As rank-and-file senators grow more worried that a controversial teacher bonus program could be slipped into the annual budget for the second year in a row, Senate President Andy Gardiner said this evening he endorses that approach as a possible "appropriate" compromise with the House.
"It was in the implementing bill last year. I think it’s an issue that’s very important to the speaker-designate (Rep. Richard Corcoran), and it’s not a new issue," Gardiner, R-Orlando, said of the "Best & Brightest" program that awards bonuses to "highly effective" teachers based on their high school SAT/ACT scores.
"Maybe that’s the compromise -– where instead of codifying it in statute in Senate Bill 524, it’s a one-year implementation," Gardiner said, referencing a massive education bill that includes permanently extending the bonuses.
"I think that might be appropriate, but I’ll leave that to the chairs to see if they want to do that," he said.
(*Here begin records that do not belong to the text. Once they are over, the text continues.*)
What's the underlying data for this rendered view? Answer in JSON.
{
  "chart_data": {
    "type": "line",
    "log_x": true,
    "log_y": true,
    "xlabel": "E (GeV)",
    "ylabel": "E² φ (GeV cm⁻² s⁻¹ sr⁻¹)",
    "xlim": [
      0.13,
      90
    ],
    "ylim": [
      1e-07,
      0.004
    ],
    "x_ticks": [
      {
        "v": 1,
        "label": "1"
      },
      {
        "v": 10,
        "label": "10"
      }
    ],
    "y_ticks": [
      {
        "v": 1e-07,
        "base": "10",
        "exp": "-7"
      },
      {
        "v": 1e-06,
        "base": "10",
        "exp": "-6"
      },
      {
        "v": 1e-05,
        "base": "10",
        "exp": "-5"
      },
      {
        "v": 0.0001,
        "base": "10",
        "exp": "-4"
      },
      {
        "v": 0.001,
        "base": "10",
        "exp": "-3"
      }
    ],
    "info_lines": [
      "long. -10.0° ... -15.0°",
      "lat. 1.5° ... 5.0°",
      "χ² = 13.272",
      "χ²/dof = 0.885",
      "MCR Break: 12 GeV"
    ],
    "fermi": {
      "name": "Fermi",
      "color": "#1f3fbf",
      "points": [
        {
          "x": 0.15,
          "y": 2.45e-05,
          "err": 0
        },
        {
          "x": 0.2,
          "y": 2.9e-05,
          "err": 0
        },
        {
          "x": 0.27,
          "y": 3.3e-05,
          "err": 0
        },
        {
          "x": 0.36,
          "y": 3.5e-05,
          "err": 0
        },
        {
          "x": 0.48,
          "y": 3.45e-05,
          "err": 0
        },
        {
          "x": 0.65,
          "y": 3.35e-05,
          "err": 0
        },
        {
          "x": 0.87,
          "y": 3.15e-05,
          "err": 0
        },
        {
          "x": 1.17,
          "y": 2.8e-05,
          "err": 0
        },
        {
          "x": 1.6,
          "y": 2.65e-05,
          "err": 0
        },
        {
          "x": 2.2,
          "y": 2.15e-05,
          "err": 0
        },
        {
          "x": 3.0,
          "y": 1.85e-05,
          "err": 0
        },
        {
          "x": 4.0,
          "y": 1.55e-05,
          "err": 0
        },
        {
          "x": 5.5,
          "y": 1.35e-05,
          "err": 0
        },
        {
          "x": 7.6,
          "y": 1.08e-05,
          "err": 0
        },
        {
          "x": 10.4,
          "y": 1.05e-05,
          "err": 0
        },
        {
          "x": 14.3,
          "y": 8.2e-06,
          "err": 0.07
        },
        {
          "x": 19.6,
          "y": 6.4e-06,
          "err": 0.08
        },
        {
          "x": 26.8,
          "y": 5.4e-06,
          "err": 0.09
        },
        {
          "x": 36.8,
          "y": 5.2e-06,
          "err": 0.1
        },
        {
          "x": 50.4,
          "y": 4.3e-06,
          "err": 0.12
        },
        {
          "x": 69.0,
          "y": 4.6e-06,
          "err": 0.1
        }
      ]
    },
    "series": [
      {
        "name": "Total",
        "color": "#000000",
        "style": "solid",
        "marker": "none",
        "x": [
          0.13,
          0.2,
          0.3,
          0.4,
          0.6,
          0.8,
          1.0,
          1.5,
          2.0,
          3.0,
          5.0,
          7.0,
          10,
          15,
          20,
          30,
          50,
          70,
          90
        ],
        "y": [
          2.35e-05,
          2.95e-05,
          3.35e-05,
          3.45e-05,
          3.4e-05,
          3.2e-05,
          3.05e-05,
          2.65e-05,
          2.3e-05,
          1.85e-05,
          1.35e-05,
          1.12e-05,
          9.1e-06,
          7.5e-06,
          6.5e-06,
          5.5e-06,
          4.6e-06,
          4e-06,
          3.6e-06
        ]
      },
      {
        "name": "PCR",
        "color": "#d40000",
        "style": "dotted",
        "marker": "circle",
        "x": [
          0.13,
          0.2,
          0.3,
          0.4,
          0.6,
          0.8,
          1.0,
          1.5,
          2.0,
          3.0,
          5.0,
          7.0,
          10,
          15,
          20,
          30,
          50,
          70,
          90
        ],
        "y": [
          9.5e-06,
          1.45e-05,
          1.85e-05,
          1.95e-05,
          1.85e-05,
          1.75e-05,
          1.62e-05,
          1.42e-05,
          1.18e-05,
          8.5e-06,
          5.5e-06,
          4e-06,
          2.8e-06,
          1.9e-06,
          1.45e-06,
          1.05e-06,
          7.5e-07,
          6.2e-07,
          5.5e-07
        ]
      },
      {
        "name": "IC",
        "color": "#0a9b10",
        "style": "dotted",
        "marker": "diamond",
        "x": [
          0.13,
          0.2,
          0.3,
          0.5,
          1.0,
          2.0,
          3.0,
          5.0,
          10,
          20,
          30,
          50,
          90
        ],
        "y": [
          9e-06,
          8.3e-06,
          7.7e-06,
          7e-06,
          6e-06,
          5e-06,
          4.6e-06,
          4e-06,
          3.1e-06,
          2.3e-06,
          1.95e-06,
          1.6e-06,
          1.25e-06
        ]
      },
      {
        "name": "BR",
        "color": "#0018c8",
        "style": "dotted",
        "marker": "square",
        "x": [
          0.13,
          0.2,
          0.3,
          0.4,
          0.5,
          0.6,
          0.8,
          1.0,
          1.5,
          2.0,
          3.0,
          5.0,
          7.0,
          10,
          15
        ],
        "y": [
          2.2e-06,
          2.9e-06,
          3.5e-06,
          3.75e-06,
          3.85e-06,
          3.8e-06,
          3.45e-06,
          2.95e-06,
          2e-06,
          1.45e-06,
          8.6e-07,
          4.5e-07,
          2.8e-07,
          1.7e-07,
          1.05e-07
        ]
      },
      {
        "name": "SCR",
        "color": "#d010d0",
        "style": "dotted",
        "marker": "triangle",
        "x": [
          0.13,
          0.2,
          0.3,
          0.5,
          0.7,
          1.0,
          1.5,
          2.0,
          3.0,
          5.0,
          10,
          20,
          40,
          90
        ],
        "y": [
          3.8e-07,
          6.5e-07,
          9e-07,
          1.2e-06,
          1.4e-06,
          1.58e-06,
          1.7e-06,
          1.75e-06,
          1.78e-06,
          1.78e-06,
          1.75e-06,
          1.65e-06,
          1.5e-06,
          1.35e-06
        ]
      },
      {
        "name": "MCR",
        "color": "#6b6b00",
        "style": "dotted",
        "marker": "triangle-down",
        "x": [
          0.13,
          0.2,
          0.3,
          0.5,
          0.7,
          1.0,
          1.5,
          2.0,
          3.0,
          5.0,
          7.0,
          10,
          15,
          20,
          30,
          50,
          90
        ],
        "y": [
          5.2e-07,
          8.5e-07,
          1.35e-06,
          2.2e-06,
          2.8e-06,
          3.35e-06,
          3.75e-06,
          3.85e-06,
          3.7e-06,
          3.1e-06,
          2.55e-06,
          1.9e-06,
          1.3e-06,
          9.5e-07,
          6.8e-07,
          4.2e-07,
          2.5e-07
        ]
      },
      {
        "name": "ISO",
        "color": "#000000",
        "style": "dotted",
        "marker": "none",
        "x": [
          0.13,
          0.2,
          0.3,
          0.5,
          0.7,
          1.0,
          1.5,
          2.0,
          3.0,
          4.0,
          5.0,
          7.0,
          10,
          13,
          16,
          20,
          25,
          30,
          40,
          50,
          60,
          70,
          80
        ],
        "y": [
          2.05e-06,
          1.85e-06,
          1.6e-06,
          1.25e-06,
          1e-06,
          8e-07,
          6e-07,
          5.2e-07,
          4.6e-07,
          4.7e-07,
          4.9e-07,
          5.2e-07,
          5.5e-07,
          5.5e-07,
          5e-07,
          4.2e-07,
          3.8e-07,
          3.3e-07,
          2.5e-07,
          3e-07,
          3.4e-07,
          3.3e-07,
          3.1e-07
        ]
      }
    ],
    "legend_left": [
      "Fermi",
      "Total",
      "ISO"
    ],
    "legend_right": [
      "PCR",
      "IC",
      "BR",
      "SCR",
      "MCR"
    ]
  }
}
Senate Appropriations Chairman Tom Lee, R-Brandon, and Corcoran, R-Land O'Lakes, are still negotiating the 2016-17 budget in conference committee.
To the frustration of some of his fellow senators (Republicans and Democrats), Lee said earlier this week he "absolutely would" consider extending the teacher bonuses for another year through implementing language -- which was how the program was enacted last year. Lee said Corcoran "deserves some deference" on his priorities, as the Senate does their's.
When asked whether the Senate should grant an up-or-down vote to the controversial policy, Gardiner told reporters: "If it’s in the budget, there will be a floor vote."